In the past few days Simonetta Sommaruga, who holds the rotating Swiss presidency this year, has been trying to find a solution to the problem and has held talks with Castex and Italian Prime Minister Giuseppe Conte among others.

On Thursday, Interior Minister Alain Berset, who is also in charge of health affairs, told a press conference that “Switzerland does not react to pressure from other countries” in taking such decisions. However, he also said that should another wave of infections spread across Europe, and should some people blame it on Switzerland, it could be damaging for the country's reputation.

Bone of contention

Not making their job any easier is an alliance of centrist parties which on Wednesday called on the government not to impose drastic measures on ski resorts and mountain regions over the festive season. A declaration to this effect was then accepted by parliament on Thursday.

Representatives of all the main tourism organisations and regions warned the government to be careful regarding new coronavirus measures in mountain regions. The government should leave the leadership to the affected cantons, they said.

The bone of contention is a draft ordinance which the government sent to the cantons and other relevant parties for consultation a few days ago. According to this draft, Swiss ski resorts are to remain open in principle. However, in order to avoid large crowds, measures such as capacity restrictions or early closing for restaurants and bars should apply.

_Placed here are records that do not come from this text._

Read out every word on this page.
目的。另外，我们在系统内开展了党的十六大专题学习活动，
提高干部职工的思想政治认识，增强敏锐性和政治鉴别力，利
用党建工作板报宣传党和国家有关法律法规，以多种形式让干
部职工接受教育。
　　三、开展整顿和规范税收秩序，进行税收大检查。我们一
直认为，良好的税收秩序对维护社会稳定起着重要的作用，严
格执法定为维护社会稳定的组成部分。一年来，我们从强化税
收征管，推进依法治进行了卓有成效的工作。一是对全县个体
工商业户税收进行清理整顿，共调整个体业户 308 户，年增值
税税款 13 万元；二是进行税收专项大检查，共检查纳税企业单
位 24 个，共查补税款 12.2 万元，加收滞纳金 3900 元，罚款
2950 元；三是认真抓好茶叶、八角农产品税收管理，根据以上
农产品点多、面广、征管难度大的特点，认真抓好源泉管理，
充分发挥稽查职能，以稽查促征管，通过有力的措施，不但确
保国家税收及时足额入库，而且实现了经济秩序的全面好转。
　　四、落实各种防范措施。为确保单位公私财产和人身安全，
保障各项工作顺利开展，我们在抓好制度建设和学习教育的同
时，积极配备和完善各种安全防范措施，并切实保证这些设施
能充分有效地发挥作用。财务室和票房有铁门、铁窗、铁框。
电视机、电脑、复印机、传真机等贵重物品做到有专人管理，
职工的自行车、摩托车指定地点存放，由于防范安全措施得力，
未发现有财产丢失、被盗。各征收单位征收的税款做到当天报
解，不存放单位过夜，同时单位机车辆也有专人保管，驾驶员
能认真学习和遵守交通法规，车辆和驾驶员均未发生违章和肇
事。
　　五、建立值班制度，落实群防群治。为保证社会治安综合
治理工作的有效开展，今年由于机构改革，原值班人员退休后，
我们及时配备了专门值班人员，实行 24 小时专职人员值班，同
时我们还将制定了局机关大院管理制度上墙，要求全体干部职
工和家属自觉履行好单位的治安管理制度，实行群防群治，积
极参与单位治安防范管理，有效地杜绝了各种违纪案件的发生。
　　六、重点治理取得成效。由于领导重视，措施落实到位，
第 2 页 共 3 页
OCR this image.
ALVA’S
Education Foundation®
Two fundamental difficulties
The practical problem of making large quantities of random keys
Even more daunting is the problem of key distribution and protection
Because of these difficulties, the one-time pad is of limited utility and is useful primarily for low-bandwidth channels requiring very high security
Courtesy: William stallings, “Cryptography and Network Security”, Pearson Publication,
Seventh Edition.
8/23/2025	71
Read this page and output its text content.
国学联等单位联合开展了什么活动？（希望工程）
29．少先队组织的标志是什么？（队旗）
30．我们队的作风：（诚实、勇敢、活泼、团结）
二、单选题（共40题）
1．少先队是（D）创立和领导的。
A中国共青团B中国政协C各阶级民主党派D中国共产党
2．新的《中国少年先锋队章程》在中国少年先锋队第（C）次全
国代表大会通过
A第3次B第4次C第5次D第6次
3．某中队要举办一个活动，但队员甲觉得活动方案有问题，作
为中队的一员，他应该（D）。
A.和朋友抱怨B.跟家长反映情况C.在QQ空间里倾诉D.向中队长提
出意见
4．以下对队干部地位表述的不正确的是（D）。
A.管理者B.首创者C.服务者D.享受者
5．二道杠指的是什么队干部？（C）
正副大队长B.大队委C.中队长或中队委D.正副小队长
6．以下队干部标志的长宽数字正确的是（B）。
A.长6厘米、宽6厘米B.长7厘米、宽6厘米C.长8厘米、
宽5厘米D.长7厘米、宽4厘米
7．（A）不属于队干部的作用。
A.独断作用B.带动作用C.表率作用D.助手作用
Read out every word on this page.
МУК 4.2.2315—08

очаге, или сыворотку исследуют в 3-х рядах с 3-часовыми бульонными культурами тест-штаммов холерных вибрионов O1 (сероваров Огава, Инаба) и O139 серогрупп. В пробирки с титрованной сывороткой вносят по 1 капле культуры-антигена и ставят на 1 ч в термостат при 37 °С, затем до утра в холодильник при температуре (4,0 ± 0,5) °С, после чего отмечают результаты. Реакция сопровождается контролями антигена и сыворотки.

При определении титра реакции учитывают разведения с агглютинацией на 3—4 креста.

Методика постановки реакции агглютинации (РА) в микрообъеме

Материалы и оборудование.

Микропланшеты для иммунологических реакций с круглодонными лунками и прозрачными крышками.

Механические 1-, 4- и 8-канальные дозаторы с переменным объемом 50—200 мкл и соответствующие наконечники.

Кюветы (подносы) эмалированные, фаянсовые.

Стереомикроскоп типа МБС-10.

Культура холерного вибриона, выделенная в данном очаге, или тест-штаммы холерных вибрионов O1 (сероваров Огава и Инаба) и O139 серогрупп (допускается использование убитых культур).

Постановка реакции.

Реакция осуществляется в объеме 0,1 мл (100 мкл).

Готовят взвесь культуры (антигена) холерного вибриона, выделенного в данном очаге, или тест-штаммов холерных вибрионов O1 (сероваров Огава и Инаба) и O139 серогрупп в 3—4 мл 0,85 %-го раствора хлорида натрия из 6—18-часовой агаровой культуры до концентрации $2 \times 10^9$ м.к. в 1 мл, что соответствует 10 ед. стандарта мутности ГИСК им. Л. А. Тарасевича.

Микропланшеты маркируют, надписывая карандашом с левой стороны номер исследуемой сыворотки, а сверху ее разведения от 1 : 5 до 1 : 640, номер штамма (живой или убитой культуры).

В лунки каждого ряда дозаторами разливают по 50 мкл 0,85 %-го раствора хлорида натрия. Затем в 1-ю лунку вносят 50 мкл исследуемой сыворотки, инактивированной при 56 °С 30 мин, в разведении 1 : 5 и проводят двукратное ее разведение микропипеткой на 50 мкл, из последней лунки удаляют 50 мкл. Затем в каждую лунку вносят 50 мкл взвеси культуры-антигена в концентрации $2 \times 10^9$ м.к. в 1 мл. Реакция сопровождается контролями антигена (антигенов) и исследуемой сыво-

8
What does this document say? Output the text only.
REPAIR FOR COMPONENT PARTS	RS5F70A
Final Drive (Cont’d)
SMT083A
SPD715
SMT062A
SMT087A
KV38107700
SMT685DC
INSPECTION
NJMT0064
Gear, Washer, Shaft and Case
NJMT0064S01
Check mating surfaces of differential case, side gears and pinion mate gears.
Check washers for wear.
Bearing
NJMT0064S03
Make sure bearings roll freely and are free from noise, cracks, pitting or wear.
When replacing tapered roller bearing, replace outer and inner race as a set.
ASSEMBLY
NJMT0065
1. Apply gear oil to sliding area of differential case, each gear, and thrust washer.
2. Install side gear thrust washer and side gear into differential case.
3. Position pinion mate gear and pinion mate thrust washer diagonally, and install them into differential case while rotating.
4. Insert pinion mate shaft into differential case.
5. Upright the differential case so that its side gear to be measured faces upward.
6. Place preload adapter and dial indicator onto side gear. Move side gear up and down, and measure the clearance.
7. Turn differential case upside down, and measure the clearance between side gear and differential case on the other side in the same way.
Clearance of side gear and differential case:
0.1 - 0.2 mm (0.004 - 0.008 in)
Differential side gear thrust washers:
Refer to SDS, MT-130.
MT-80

‘Economy is too important’

For their part, ski resorts are ploughing ahead with preparations for the year-end holiday season despite pressure from their neighbours to shut until the latest coronavirus wave passes.

Health Minister Alain Berset has proposed limits on the capacity of ski lifts at Christmas and the New Year, but lift operators and mountain regions who already expect many foreign visitors to stay away during the festive period bristle at added restrictions.

Eloi Rossier, mayor of Bagnes below the Swiss ski resort of Verbier, acknowledged feeling the heat from other countries, but said that his town’s ski economy was too important to simply call off the season, especially given measures the resort was taking to keep people safe.

He expects up to 45,000 people over Christmas and New Year, fewer than normal due to a lot of cancellations.

“There’s an economic aspect that we can’t deny. It’s extremely important,” Rossier said. “But it’s not skiing that’s dangerous for transmitting the virus, but the stuff that comes after skiing, the après-ski. And here we have taken extremely strict measures to limit […] the risks.”